The “Ten Years After” paper from Cooperatives UK is a welcome attempt to reinvigorate the debate about the role of members in the Foundation Trust model (FT) model. There are nearly 2 million members of FTs across England – a mass membership of a size rivalling the T&G at its height, but with arguably less influence and profile than a small parish council.
The 2002 Department of Health policy document on FTs stated that “the members of an NHS FT will become its owners, taking on responsibility for their local hospitals from national Government… The members of an NHS Foundation Trust will, collectively, be its legal owners. This is a real and not a paper exercise in social ownership.” In retrospect, this is about as believable as the tooth fairy.
Many FT Chairs would be delighted to jettison the membership model – indeed Lansley’s “Liberating the NHS” included a plan to move to some “staff membership only” FTs, though the appetite for that swiftly dissipated.
Until 2010 the membership agenda was all about size. FT applicants were constantly pressured to acquire more and more members, with no clear policy or rationale about what to do with these 100s of 1000s of recruits once they had been signed up. The main beneficiary has possibly been Electoral Reform Services Ltd, who get paid to send out hundreds of thousands of ballot papers to FT members every year, in the certain knowledge that only a small minority will even be sent back. The only concrete right given to FT members is the right to participate in governor elections – but nationally over half of governor elections are uncontested. On the minority of occasions when elections do take place, turnout averages under 20%. The ‘model’ FT election rules are so outdated that they do not permit electronic voting.
Since 2010, the membership agenda for FTs has essentially been optional. In regulatory terms, there appears to be no downside to having a small or unrepresentative membership. Oxleas in South East London have around a third of the public members of an average FT but it didn’t stop them being one of the winners when the Trust Special Administrator came to town. There is nothing concrete in the Monitor Risk Assessment Framework (previously the Compliance Framework) that holds FTs to account on membership engagement. You can have zero contested elections and zero public attendance at governors and Board meetings, and it will have zero impact on your governance risk rating.

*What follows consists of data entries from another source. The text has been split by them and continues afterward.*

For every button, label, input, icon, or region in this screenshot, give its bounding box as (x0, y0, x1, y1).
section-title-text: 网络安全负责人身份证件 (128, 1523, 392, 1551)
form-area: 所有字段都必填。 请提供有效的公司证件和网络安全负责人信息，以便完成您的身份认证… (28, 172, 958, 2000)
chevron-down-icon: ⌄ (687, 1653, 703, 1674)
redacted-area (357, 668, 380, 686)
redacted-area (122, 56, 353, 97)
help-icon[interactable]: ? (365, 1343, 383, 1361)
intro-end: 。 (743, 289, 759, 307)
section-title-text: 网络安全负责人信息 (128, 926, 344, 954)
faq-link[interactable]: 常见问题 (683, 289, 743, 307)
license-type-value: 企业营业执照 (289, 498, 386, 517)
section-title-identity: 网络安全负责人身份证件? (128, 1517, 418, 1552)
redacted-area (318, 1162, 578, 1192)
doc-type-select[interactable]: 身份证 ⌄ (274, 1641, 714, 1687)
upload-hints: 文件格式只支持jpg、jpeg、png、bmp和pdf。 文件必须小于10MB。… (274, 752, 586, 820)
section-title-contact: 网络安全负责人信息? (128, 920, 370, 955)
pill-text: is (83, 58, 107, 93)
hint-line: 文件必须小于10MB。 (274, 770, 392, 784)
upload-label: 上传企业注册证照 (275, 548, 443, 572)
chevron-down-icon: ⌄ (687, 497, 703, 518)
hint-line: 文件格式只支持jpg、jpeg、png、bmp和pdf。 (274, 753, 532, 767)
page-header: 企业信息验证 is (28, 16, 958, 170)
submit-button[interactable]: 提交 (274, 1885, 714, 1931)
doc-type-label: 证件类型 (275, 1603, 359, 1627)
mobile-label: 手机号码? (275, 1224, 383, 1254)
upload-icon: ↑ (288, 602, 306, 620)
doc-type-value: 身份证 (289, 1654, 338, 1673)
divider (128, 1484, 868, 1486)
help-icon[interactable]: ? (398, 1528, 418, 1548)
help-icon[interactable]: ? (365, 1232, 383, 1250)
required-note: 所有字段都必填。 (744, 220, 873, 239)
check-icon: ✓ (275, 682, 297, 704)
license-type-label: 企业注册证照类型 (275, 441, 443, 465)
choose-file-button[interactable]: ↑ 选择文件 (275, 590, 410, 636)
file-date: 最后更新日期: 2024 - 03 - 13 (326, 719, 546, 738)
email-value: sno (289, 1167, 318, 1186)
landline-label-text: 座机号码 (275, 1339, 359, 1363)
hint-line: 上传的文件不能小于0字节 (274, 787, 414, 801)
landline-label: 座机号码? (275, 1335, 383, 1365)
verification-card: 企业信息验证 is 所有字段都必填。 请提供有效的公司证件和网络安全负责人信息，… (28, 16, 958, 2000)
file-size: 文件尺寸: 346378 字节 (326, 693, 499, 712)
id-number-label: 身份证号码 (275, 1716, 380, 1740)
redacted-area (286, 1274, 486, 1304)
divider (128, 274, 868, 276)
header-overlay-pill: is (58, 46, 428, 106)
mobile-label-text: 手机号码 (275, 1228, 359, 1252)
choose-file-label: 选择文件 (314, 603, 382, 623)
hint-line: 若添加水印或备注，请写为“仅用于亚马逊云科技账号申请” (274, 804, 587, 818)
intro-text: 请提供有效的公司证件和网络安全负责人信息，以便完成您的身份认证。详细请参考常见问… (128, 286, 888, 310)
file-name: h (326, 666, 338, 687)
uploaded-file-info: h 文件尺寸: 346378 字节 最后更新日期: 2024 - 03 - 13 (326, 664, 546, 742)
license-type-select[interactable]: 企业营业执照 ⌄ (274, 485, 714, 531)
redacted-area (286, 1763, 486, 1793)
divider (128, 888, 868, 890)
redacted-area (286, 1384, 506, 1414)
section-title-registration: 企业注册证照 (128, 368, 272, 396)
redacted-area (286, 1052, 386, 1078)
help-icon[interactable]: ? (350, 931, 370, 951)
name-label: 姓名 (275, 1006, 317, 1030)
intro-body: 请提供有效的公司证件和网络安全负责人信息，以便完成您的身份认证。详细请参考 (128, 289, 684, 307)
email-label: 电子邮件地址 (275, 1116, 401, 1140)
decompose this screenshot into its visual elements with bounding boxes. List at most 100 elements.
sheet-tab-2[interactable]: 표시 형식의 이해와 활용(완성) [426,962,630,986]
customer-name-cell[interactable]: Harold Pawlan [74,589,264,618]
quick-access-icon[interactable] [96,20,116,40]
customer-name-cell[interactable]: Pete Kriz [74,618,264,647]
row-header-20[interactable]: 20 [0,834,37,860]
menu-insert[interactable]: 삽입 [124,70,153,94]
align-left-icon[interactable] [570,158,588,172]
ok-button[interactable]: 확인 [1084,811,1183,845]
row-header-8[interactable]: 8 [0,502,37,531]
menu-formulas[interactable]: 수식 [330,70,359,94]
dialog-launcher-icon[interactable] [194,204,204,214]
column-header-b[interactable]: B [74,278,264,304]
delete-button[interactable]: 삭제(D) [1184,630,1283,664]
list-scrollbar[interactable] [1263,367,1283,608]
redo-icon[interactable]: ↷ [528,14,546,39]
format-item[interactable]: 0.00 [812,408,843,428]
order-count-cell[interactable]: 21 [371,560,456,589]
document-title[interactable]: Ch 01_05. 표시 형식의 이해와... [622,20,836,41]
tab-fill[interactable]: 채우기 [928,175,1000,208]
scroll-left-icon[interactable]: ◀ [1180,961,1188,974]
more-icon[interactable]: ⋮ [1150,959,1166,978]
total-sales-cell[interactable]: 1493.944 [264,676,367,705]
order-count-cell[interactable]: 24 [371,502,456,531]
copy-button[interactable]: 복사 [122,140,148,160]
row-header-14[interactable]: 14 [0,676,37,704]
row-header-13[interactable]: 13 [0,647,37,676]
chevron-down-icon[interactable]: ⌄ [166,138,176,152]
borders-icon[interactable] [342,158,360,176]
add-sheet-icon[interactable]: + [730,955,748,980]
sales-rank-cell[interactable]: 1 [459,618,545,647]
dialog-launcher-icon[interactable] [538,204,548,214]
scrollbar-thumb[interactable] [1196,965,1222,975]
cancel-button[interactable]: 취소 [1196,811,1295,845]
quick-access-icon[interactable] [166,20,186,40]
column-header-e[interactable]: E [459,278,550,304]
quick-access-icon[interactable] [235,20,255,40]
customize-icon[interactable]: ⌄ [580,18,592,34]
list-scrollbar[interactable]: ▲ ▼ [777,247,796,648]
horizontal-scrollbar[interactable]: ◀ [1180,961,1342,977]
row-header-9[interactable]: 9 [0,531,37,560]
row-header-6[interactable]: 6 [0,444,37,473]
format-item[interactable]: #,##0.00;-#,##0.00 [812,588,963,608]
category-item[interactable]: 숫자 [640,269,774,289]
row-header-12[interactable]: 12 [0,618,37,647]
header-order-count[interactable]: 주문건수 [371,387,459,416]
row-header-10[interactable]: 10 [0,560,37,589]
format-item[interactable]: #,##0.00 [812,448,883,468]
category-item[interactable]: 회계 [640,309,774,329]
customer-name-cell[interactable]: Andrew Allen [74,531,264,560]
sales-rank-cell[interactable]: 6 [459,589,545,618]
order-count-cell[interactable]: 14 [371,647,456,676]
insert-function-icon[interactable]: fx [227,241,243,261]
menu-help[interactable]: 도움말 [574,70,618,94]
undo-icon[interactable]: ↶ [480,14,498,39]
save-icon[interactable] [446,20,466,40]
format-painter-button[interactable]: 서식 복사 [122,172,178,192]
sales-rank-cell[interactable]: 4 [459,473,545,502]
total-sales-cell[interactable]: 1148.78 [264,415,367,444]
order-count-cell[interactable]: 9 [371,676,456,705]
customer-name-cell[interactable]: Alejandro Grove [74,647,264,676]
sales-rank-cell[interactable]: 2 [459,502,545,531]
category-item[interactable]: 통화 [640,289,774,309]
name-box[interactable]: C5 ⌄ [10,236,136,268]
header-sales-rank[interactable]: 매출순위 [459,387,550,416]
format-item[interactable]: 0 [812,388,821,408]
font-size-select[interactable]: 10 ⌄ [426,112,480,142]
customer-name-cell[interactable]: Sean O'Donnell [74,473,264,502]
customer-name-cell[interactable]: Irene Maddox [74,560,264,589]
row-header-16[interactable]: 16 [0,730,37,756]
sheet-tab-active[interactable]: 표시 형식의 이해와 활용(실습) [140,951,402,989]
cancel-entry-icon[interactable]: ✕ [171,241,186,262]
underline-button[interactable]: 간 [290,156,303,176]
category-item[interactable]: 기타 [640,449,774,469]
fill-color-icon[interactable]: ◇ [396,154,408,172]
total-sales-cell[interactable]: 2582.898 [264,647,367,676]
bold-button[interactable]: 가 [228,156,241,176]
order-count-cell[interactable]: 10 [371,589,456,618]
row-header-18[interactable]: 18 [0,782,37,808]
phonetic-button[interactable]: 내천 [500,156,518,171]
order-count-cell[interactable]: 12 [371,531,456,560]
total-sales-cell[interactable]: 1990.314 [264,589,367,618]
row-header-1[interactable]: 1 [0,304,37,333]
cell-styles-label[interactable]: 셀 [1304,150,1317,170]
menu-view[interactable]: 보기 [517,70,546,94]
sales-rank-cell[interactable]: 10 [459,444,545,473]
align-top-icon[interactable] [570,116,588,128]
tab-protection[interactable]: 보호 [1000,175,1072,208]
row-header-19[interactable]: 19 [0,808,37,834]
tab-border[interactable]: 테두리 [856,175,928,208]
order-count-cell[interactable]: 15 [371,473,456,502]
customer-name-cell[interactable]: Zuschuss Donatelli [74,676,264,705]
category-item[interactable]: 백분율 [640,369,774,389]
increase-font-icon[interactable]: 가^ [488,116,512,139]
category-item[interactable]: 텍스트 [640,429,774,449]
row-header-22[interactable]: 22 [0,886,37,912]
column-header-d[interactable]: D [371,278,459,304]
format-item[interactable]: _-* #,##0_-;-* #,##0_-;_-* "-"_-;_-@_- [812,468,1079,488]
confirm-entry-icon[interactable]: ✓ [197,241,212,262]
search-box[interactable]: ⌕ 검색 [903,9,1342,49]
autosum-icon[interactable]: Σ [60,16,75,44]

A public engagement model centred around the acute and tertiary sector is clearly flawed. An involvement model predicated on affording the greatest power to those who can attend the most meetings will also gain limited traction. But there remains massive potential to be unlocked from the 2 million FT members who to date in collective terms have been virtually invisible in society. So now is surely the time to be on the side of engaging and empowering patient, public and staff FT members. There are examples of good practice in FT membership engagement which can be easily replicated. Like it or not, the tools are there to incentivise FTs to more genuinely engage their members. If Monitor set down some basic standards for member engagement in the risk assessment framework that put some hard currency – ie, the governance risk rating – on the line, then you would see action from FTs quicker that you could say “industrial democracy.”